The basic premise lies around an inn called the Worlds' End. Although this looks a little like a horrifically stereotypical old-fashioned English pub - the kind of establishment where a buxom wench might serve a flagon of ale - it's actually quite unusual. Perhaps inspired by Douglas Adams' Restaurant at the End of the Universe, the Worlds' End appears when something major happens in the universe; when something occurs that's so big and so resonant that time and space collide. This can cause unusual storms that the inn provides shelter from, making it a place where people from the multitude of worlds created by Gaiman during his Sandman writings can come together for shelter. And, while they're there, they tend to spin the odd yarn to help pass time. Some of the characters in these stories are familiar, others completely new.
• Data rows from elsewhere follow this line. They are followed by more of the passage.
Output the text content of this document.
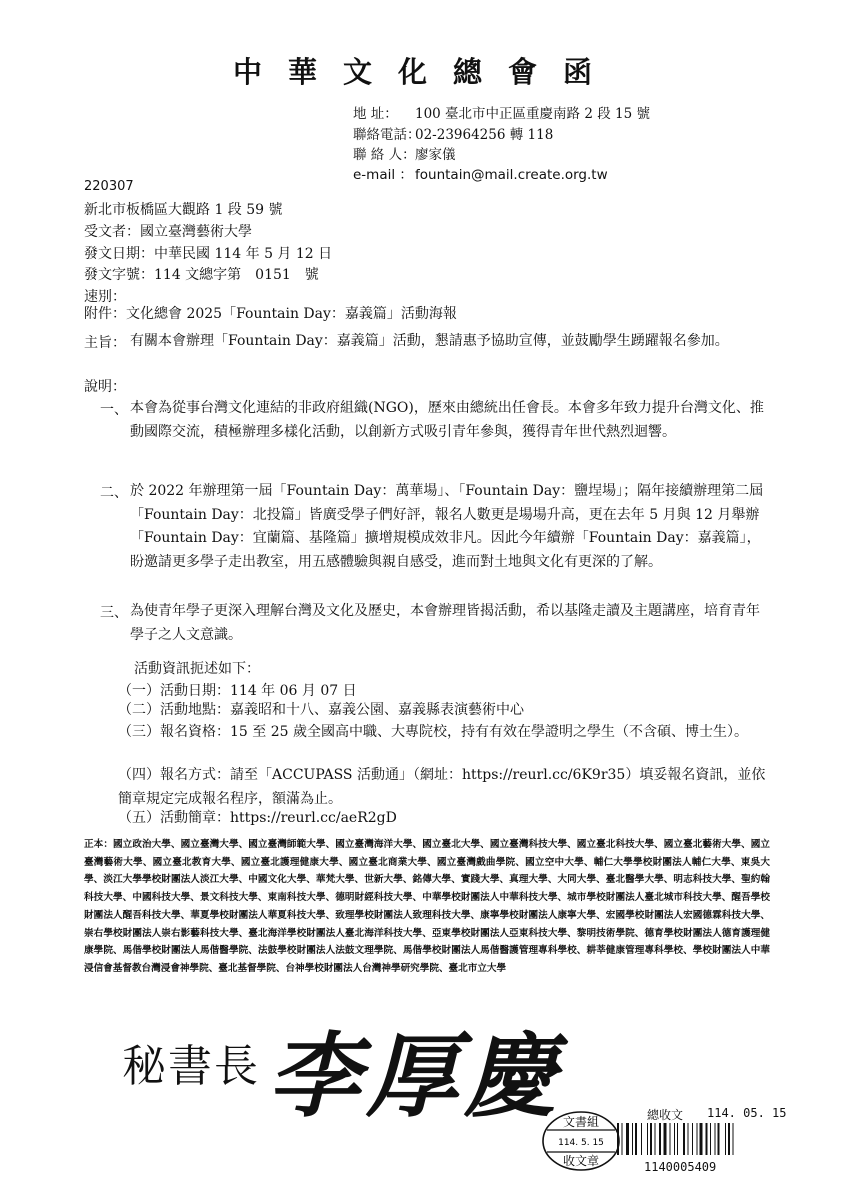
中華文化總會函
地 址： 100 臺北市中正區重慶南路 2 段 15 號
聯絡電話：02-23964256 轉 118
聯 絡 人：廖家儀
e-mail ： fountain@mail.create.org.tw
220307
新北市板橋區大觀路 1 段 59 號
受文者：國立臺灣藝術大學
發文日期：中華民國 114 年 5 月 12 日
發文字號：114 文總字第　0151　號
速別：
附件：文化總會 2025「Fountain Day：嘉義篇」活動海報
主旨： 有關本會辦理「Fountain Day：嘉義篇」活動，懇請惠予協助宣傳，並鼓勵學生踴躍報名參加。
說明：
一、 本會為從事台灣文化連結的非政府組織(NGO)，歷來由總統出任會長。本會多年致力提升台灣文化、推動國際交流，積極辦理多樣化活動，以創新方式吸引青年參與，獲得青年世代熱烈迴響。
二、 於 2022 年辦理第一屆「Fountain Day：萬華場」、「Fountain Day：鹽埕場」；隔年接續辦理第二屆「Fountain Day：北投篇」皆廣受學子們好評，報名人數更是場場升高，更在去年 5 月與 12 月舉辦「Fountain Day：宜蘭篇、基隆篇」擴增規模成效非凡。因此今年續辦「Fountain Day：嘉義篇」，盼邀請更多學子走出教室，用五感體驗與親自感受，進而對土地與文化有更深的了解。
三、 為使青年學子更深入理解台灣及文化及歷史，本會辦理皆揭活動，希以基隆走讀及主題講座，培育青年學子之人文意識。
活動資訊扼述如下：
（一）活動日期：114 年 06 月 07 日
（二）活動地點：嘉義昭和十八、嘉義公園、嘉義縣表演藝術中心
（三）報名資格：15 至 25 歲全國高中職、大專院校，持有有效在學證明之學生（不含碩、博士生）。
（四）報名方式：請至「ACCUPASS 活動通」（網址：https://reurl.cc/6K9r35）填妥報名資訊，並依簡章規定完成報名程序，額滿為止。
（五）活動簡章：https://reurl.cc/aeR2gD
正本：國立政治大學、國立臺灣大學、國立臺灣師範大學、國立臺灣海洋大學、國立臺北大學、國立臺灣科技大學、國立臺北科技大學、國立臺北藝術大學、國立臺灣藝術大學、國立臺北教育大學、國立臺北護理健康大學、國立臺北商業大學、國立臺灣戲曲學院、國立空中大學、輔仁大學學校財團法人輔仁大學、東吳大學、淡江大學學校財團法人淡江大學、中國文化大學、華梵大學、世新大學、銘傳大學、實踐大學、真理大學、大同大學、臺北醫學大學、明志科技大學、聖約翰科技大學、中國科技大學、景文科技大學、東南科技大學、德明財經科技大學、中華學校財團法人中華科技大學、城市學校財團法人臺北城市科技大學、醒吾學校財團法人醒吾科技大學、華夏學校財團法人華夏科技大學、致理學校財團法人致理科技大學、康寧學校財團法人康寧大學、宏國學校財團法人宏國德霖科技大學、崇右學校財團法人崇右影藝科技大學、臺北海洋學校財團法人臺北海洋科技大學、亞東學校財團法人亞東科技大學、黎明技術學院、德育學校財團法人德育護理健康學院、馬偕學校財團法人馬偕醫學院、法鼓學校財團法人法鼓文理學院、馬偕學校財團法人馬偕醫護管理專科學校、耕莘健康管理專科學校、學校財團法人中華浸信會基督教台灣浸會神學院、臺北基督學院、台神學校財團法人台灣神學研究學院、臺北市立大學
秘書長 李厚慶 文書組
114. 5. 15
收文章
總收文 114. 05. 15
1140005409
There's no denying that Gaiman is good at working a short story, as he's already proven in Dream Country and Fables and Reflections. There's nothing here that impacts on the main Sandman story though, except for a few portents of what's to come in the future and some fleshing out of incidental characters. It's more of a showcase for Gaiman's imagination, though fans of his work will see no issue with that.
Art wise, each story has been dished out to a different artist, with Bryan Talbot left responsible for illustrating the main back-story at the inn, which holds the individual tales together. Mixing up artists like this can make for a mixed bag, but this is one occasion where it works beautifully, partly because of the way the story is segregated - there's no real need for coherency since the individual stories feature different sets of people.
Although difficult to describe as much more than a filler volume, it's high-concept filler with a classy feel to it. Gaiman is undoubtedly one of the best story tellers in comics and this package shows off his art well. The only disappointment, from the view of a Sandman fan, is that there isn't much Sandman in it.